Parser

omniread.pdf.parser

PDF parser base implementations for OmniRead.

This module defines the PDF-specific parser contract, extending the format-agnostic BaseParser with constraints appropriate for PDF content.

PDF parsers are responsible for interpreting binary PDF data and producing structured representations suitable for downstream consumption.

PDFParser(content: Content)

Bases: BaseParser[T], Generic[T]

Base PDF parser.

This class enforces PDF content-type compatibility and provides the extension point for implementing concrete PDF parsing strategies.

Concrete implementations must define: - Define the output type T - Implement the parse() method

Initialize the parser with content to be parsed.

Parameters:

Name	Type	Description	Default
`content`	`Content`	Content instance to be parsed.	required

Raises:

Type	Description
`ValueError`	If the content type is not supported by this parser.

supported_types: set[ContentType] = {PDF}

Set of content types supported by this parser (PDF only).

parse() -> T

Parse PDF content into a structured output.

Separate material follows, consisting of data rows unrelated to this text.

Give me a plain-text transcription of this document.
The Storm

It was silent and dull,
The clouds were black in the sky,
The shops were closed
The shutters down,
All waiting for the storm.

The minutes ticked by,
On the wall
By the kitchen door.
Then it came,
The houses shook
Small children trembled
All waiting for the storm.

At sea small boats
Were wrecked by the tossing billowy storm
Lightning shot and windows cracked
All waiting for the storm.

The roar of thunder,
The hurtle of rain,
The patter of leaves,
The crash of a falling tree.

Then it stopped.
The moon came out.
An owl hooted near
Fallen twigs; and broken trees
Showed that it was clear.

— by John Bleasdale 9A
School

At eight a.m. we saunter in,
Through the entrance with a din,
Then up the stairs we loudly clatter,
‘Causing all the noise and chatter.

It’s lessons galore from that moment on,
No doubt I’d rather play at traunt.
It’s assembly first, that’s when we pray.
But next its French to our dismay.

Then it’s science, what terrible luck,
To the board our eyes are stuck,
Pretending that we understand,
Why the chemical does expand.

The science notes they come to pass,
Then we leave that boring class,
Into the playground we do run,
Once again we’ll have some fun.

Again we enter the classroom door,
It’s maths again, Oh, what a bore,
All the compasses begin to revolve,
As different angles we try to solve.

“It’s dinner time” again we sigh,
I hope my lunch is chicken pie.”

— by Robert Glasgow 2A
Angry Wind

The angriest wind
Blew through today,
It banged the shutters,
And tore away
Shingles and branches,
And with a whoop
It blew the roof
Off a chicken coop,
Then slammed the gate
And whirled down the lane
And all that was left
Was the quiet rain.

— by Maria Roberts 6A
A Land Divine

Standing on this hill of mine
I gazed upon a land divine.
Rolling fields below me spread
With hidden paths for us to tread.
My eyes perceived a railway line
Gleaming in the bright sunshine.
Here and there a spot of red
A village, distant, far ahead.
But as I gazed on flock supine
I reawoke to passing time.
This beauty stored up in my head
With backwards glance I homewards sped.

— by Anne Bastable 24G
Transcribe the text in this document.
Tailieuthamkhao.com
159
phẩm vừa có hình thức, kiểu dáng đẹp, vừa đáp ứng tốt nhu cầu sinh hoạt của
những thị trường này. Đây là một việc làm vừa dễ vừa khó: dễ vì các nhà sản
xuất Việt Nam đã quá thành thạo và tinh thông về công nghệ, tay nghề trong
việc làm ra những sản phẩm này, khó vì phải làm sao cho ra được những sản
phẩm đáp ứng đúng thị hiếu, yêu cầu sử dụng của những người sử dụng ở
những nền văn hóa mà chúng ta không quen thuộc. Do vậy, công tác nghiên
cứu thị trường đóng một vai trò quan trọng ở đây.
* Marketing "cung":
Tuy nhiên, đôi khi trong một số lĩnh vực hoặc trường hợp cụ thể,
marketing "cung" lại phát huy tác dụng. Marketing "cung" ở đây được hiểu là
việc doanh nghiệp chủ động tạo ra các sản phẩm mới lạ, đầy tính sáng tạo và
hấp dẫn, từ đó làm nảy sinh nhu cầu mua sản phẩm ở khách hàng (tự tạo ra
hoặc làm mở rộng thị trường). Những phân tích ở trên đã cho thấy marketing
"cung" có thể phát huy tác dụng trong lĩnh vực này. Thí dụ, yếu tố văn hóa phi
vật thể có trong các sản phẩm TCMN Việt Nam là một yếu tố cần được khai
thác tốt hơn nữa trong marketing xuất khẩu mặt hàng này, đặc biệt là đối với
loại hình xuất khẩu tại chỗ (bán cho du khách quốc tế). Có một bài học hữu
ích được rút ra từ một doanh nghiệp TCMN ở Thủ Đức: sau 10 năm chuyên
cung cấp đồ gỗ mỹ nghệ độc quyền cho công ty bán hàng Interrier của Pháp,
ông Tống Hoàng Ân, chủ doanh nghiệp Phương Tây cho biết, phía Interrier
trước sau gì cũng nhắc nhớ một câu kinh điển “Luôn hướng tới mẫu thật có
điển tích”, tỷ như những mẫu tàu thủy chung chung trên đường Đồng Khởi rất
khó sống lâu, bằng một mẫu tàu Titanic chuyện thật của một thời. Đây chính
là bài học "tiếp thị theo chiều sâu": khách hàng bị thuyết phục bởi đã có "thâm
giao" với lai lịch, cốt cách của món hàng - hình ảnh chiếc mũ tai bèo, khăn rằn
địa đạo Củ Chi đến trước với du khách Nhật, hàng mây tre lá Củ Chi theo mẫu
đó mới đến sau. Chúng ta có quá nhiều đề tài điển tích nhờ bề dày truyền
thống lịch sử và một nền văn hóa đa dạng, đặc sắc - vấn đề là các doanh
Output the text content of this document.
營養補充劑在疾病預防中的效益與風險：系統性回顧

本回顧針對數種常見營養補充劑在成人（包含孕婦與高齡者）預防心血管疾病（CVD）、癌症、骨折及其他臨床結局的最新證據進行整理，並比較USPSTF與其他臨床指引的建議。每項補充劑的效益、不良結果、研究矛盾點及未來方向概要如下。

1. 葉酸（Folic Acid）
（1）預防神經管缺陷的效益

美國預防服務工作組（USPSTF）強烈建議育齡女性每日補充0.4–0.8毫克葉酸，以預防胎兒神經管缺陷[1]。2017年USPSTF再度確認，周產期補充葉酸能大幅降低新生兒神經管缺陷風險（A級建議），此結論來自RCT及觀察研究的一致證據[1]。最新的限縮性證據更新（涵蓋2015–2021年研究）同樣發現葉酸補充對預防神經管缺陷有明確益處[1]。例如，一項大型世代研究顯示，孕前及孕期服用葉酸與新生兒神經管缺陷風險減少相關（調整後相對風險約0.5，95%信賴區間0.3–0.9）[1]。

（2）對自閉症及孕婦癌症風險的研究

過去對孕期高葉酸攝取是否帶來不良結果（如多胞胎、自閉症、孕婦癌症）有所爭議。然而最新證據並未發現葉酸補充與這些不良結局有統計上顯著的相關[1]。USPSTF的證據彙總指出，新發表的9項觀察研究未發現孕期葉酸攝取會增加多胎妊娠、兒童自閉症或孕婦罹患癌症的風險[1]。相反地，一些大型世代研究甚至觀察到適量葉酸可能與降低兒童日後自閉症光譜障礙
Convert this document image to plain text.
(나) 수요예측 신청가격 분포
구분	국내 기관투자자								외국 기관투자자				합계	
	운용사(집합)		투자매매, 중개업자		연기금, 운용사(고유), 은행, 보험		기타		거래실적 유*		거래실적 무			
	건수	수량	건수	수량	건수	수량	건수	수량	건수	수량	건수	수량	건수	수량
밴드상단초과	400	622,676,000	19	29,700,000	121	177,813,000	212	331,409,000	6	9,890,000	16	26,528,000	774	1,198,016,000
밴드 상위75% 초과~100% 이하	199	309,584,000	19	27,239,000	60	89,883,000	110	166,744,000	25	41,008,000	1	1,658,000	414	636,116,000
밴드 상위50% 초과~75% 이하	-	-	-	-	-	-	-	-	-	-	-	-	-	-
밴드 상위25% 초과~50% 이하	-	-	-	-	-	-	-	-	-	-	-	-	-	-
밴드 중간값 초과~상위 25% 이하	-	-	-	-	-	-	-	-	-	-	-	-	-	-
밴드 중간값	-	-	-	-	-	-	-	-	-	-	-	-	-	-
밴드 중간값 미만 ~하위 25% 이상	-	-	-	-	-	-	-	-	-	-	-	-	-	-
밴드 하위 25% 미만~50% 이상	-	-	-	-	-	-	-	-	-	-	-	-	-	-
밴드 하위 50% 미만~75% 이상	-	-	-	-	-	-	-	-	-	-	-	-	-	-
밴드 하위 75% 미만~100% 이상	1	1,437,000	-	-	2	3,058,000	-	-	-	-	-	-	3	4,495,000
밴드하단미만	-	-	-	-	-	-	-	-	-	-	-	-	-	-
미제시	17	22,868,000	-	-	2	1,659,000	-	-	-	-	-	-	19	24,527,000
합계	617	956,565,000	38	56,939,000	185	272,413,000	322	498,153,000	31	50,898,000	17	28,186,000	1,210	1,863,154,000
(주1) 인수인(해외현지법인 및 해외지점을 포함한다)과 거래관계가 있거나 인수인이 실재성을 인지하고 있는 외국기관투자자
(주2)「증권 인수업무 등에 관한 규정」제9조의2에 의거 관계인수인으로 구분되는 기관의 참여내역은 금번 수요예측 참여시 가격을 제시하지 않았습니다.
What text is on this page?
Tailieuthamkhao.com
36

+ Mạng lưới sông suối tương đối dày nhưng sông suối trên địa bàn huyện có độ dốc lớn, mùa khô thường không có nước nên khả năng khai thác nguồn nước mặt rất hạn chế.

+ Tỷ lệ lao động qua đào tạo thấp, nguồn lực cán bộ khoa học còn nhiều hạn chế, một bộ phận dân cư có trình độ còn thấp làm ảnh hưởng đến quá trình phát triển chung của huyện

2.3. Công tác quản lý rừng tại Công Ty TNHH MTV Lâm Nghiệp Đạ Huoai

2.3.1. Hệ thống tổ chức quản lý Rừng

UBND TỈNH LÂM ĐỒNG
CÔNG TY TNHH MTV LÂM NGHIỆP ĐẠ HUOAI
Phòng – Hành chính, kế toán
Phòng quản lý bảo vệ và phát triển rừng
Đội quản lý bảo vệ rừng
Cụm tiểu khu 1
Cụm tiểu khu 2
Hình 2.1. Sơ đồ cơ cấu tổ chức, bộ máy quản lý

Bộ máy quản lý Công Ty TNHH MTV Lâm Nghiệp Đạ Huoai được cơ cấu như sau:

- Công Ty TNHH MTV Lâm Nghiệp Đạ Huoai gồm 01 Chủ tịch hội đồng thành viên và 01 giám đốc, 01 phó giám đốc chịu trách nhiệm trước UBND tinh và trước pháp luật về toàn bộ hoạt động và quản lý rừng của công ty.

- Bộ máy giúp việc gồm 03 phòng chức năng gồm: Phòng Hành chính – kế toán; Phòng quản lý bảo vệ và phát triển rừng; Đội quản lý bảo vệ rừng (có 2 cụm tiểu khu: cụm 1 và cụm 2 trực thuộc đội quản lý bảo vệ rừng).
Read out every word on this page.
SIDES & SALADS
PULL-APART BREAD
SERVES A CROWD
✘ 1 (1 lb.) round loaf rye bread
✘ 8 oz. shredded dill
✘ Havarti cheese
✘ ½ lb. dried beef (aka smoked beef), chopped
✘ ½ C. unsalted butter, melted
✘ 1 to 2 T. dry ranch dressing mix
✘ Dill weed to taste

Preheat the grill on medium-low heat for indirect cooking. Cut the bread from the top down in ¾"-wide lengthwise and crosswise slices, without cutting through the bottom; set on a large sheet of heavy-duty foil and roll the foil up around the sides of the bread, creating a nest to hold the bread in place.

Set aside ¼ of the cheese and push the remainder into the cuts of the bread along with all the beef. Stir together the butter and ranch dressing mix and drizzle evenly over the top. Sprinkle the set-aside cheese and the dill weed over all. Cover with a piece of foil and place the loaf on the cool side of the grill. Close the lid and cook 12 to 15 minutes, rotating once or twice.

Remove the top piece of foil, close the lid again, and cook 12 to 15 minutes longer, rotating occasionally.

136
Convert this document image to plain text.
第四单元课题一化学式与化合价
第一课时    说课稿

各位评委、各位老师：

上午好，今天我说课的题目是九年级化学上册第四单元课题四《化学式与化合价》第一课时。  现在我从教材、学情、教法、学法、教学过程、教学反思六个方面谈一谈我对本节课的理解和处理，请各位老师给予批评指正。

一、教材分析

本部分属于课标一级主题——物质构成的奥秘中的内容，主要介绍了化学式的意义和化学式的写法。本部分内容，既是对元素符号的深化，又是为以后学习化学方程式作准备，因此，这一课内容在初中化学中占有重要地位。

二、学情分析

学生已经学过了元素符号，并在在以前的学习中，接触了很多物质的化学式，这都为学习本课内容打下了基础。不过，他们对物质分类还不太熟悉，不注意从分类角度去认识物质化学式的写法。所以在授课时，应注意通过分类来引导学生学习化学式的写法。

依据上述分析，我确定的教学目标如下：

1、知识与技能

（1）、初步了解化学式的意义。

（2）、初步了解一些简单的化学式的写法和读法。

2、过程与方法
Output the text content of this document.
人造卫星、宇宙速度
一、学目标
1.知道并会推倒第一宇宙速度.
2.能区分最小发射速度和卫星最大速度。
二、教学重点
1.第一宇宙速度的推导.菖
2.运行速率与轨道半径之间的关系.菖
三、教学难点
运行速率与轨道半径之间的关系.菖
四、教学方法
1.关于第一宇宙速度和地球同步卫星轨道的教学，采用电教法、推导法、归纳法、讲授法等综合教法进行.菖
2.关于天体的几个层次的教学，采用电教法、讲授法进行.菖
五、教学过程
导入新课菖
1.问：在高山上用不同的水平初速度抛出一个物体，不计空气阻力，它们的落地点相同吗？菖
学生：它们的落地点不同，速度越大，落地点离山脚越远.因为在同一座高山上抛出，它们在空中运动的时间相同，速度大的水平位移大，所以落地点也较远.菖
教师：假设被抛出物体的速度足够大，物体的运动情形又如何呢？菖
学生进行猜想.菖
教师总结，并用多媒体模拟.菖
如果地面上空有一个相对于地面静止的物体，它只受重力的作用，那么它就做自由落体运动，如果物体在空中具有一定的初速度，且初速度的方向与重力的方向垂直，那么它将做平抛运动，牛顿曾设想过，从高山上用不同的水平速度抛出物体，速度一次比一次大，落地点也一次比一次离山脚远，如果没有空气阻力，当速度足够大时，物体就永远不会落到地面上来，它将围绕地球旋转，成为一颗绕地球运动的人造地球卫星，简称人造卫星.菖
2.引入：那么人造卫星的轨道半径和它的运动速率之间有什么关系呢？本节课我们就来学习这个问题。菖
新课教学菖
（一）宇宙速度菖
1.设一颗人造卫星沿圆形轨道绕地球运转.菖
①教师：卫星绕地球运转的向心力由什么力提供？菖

Implementations must fully interpret the PDF binary payload and return a deterministic, structured output.

Returns:

Type	Description
`T`	Parsed representation of type `T`.

Raises:

Type	Description
`Exception`	Parsing-specific errors as defined by the implementation.

supports() -> bool

Check whether this parser supports the content's type.

Returns:

Type	Description
`bool`	True if the content type is supported; False otherwise.